Les organismes communautaires de Lac-Kénogami se regroupent

Les organismes communautaires de Lac-Kénogami se sont réunis afin de mieux se concerter et de cibler les préoccupations et les besoins de leur milieu.

Une cinquantaine de personnes ont participé, vendredi, à un colloque sur l’avenir de Lac-Kénogami, organisé par le Réseau des organismes de Lac-Kénogami (ROLK), au chalet du Patro de Jonquière.

La présidente de l’organisme, Sylvie Brassard, mentionne que les 17 organismes du ROLK représentent plus de 800 personnes.

« Ce que nous voulons faire, c’est de réunir les organismes autour d’une même table et d’un même objectif. Auparavant, chacun faisait sa petite affaire à lui au lieu d’en discuter avec les autres. Avec la mise en place du ROLK, nous allons pouvoir faire davantage pour notre communauté », explique Mme Brassard.

« Nous nous sommes fédérés depuis trois ans et nous parvenons ainsi à faire avancer les choses. Les gens du Camping Jonquière, de la Sépaq, de la chapelle Saint-Cyriac et du Patro mettent la main à la pâte et sont importants dans nos activités », ajoute Mme Brassard.

Vendredi, Isabel Brochu, chroniqueuse au journal Le Progrès et embauchée pour le développement de la chapelle, a agi à titre de conférencière auprès des participants.

Elle a expliqué aux responsables et aux membres des organismes du ROLK qu’il était important de se parler et d’amener des idées de projets afin de faire avancer la communauté.

La présidente de l’arrondissement de Jonquière, Julie Dufour, et la présidente du ROLK, Sylvie Brassard, mettent la main à la pâte pour développer l’avenir de Lac-Kénogami.

« Ça prend une vision »

La présidente de l’arrondissement de Jonquière, Julie Dufour, reconnaît qu’il est important de se mobiliser et de partager les ressources dans les communautés. « Ça prend une vision et il faut se structurer afin d’être plus forts ensemble.
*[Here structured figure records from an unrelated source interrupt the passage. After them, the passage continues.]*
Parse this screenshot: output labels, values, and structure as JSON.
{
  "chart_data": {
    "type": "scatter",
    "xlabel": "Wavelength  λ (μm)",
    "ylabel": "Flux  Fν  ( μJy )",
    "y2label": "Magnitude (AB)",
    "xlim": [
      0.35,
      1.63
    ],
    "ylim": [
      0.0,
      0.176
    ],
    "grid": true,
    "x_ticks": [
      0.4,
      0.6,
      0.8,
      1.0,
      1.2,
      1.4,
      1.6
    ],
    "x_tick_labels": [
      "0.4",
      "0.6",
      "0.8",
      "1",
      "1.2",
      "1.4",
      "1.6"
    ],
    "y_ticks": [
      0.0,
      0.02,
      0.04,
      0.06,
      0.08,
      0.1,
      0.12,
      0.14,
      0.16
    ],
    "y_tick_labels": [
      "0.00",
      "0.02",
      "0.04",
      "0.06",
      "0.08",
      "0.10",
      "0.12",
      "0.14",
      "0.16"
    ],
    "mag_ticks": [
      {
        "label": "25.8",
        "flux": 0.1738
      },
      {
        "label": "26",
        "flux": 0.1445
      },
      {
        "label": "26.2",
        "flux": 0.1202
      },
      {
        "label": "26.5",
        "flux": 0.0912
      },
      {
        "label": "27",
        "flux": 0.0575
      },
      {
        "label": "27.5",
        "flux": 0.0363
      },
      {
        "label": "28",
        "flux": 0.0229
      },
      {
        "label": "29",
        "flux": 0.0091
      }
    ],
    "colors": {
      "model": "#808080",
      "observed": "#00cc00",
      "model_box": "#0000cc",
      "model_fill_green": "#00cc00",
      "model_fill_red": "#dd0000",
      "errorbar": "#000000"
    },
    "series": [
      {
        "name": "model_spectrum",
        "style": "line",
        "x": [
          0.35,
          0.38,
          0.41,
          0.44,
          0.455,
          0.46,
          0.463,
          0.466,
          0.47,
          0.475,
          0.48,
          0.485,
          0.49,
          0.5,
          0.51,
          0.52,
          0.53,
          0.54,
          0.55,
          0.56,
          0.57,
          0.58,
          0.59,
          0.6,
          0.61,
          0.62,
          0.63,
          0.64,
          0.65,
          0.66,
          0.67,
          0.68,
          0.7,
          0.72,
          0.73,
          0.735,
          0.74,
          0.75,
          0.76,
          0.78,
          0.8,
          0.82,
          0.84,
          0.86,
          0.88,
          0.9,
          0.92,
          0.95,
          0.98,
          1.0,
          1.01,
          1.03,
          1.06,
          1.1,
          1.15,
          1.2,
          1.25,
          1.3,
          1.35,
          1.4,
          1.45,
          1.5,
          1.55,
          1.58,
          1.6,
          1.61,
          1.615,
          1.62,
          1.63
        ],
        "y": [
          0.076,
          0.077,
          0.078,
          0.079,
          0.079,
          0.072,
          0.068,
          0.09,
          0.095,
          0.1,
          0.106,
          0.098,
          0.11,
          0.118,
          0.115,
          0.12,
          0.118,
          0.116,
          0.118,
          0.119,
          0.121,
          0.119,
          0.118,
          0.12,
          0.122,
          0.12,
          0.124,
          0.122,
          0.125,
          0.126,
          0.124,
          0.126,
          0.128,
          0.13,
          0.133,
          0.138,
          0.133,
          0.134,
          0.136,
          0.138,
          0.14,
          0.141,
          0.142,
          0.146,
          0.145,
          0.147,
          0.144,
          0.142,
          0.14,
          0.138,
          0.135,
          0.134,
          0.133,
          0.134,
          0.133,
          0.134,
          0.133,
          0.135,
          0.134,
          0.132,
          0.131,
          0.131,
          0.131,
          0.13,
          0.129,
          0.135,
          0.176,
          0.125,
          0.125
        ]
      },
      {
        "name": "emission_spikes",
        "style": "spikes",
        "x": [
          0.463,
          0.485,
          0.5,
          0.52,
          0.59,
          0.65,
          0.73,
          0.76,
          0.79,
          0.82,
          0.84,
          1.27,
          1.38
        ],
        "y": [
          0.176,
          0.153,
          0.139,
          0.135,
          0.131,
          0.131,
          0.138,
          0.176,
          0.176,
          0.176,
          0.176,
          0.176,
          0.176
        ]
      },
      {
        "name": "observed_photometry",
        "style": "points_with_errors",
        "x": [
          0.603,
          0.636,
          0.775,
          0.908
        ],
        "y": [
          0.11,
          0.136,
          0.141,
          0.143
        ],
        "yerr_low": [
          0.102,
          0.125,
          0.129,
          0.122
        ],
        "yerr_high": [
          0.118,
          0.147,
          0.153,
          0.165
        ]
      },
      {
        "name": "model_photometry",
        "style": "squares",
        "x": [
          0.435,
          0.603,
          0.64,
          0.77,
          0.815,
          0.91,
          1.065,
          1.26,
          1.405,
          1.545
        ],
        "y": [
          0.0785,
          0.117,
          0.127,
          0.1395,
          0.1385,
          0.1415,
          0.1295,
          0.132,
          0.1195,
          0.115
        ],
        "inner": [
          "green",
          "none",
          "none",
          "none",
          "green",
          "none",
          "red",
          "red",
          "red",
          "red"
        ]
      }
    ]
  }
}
Lac-Kénogami a déjà son identité et il doit la conserver et la développer. Je dis souvent que mon prénom est Julie et mon nom Dufour. À la Ville, mon prénom est Shipshaw et mon nom Saguenay. L’identité, elle existe et elle ne disparaîtra pas », précise la conseillère municipale de Shipshaw.

« Je pense qu’il faut utiliser les forces de la communauté pour rayonner encore plus. C’est la responsabilité de chacun d’encourager et de maintenir les commerces de proximité », ajoute la présidente de l’arrondissement.

Et dans le cadre de l’élection partielle dans le quartier numéro 1 (centre-ville de Jonquière et Lac-Kénogami), le ROLK rencontrera individuellement tous les candidats en entrevue durant une heure afin de connaître leurs intentions pour le développement de leur secteur.